Юный Паоло снял с головы лупу, взъерошив волосы. Со своей широкой улыбкой, больше похожей на оскал, и торчащими в форме острых звериных ушей пучками волос, он вполне мог бы сойти за одного из тех легендарных сиенских оборотней, пусть даже совершенно безобидных и притом довольно симпатичных. В душе у Паоло, как и у его отца, не было ни грамма жестокости, и Лили могла бы запросто в него влюбиться, если б не страх сделать его несчастным, что было неизбежно.

– Думаю, тебе это понравится, – сказал он, протягивая ей лупу. – Это как раз то, что тебя всегда интересует.

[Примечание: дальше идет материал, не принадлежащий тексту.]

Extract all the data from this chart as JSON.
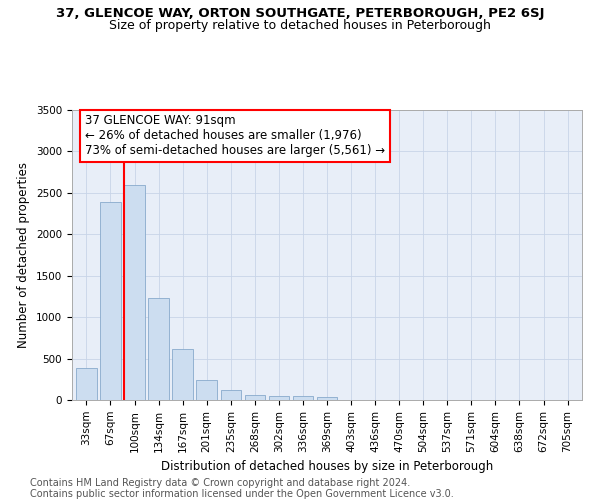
{
  "title1": "37, GLENCOE WAY, ORTON SOUTHGATE, PETERBOROUGH, PE2 6SJ",
  "title2": "Size of property relative to detached houses in Peterborough",
  "xlabel": "Distribution of detached houses by size in Peterborough",
  "ylabel": "Number of detached properties",
  "footnote1": "Contains HM Land Registry data © Crown copyright and database right 2024.",
  "footnote2": "Contains public sector information licensed under the Open Government Licence v3.0.",
  "bar_categories": [
    "33sqm",
    "67sqm",
    "100sqm",
    "134sqm",
    "167sqm",
    "201sqm",
    "235sqm",
    "268sqm",
    "302sqm",
    "336sqm",
    "369sqm",
    "403sqm",
    "436sqm",
    "470sqm",
    "504sqm",
    "537sqm",
    "571sqm",
    "604sqm",
    "638sqm",
    "672sqm",
    "705sqm"
  ],
  "bar_values": [
    390,
    2390,
    2590,
    1230,
    620,
    240,
    120,
    55,
    50,
    45,
    40,
    0,
    0,
    0,
    0,
    0,
    0,
    0,
    0,
    0,
    0
  ],
  "bar_color": "#ccddf0",
  "bar_edge_color": "#88aacc",
  "vline_x_idx": 2,
  "vline_color": "red",
  "annotation_line1": "37 GLENCOE WAY: 91sqm",
  "annotation_line2": "← 26% of detached houses are smaller (1,976)",
  "annotation_line3": "73% of semi-detached houses are larger (5,561) →",
  "box_edge_color": "red",
  "ylim": [
    0,
    3500
  ],
  "yticks": [
    0,
    500,
    1000,
    1500,
    2000,
    2500,
    3000,
    3500
  ],
  "grid_color": "#c8d4e8",
  "bg_color": "#e8eef8",
  "title1_fontsize": 9.5,
  "title2_fontsize": 9,
  "axis_label_fontsize": 8.5,
  "tick_fontsize": 7.5,
  "footnote_fontsize": 7,
  "annotation_fontsize": 8.5
}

Лили склонилась над угловым камнем и принялась рассматривать вырезанную на мраморе человекообразную фигурку. Та стояла прямо, в юбке на поясе и с браслетами на ногах. Только голова у нее была не человеческая. Лили нацепила на голову лупу и наклонилась пониже. Теперь в увеличительное стекло ей стали видны все детали, и от этого ее вдруг бросило в дрожь. Она ясно увидела собачьи клыки и когтистые пальцы. И рога.

Она выпрямилась, в горле у нее пересохло, голос сделался странно отчужденным.

– Коллекционер из Израиля, говоришь?

Джорджо кивнул, снял с головы лупу – и превратился в Паоло, только постаревшего и облысевшего. Те же карие глаза, только тронутые морщинками в уголках.

– Какой-то новенький. Поэтому мы и не уверены в подлинности этой вещи. Непонятно, можно ли ему доверять.

– И как же он прислал нам этот фрагмент?

Джорджо пожал плечами:

– Только сегодня пришел в упаковочной клети. Вот и все, что я знаю.

– Он что, хочет его продать?

– Нет, просит оценить, и все. Ну, что скажешь?

Она провела пальцем по патине. И снова почувствовала холод, исходивший от камня и проникавший ей под кожу.

– Он сообщил, откуда это у него?

Джорджо потянулся к пачке бумаг.

– Говорит, купил восемь лет назад в Тегеране. Думаю, вывез контрабандой. – Он снова пожал плечами и подмигнул. – Но нам-то что за дело, а?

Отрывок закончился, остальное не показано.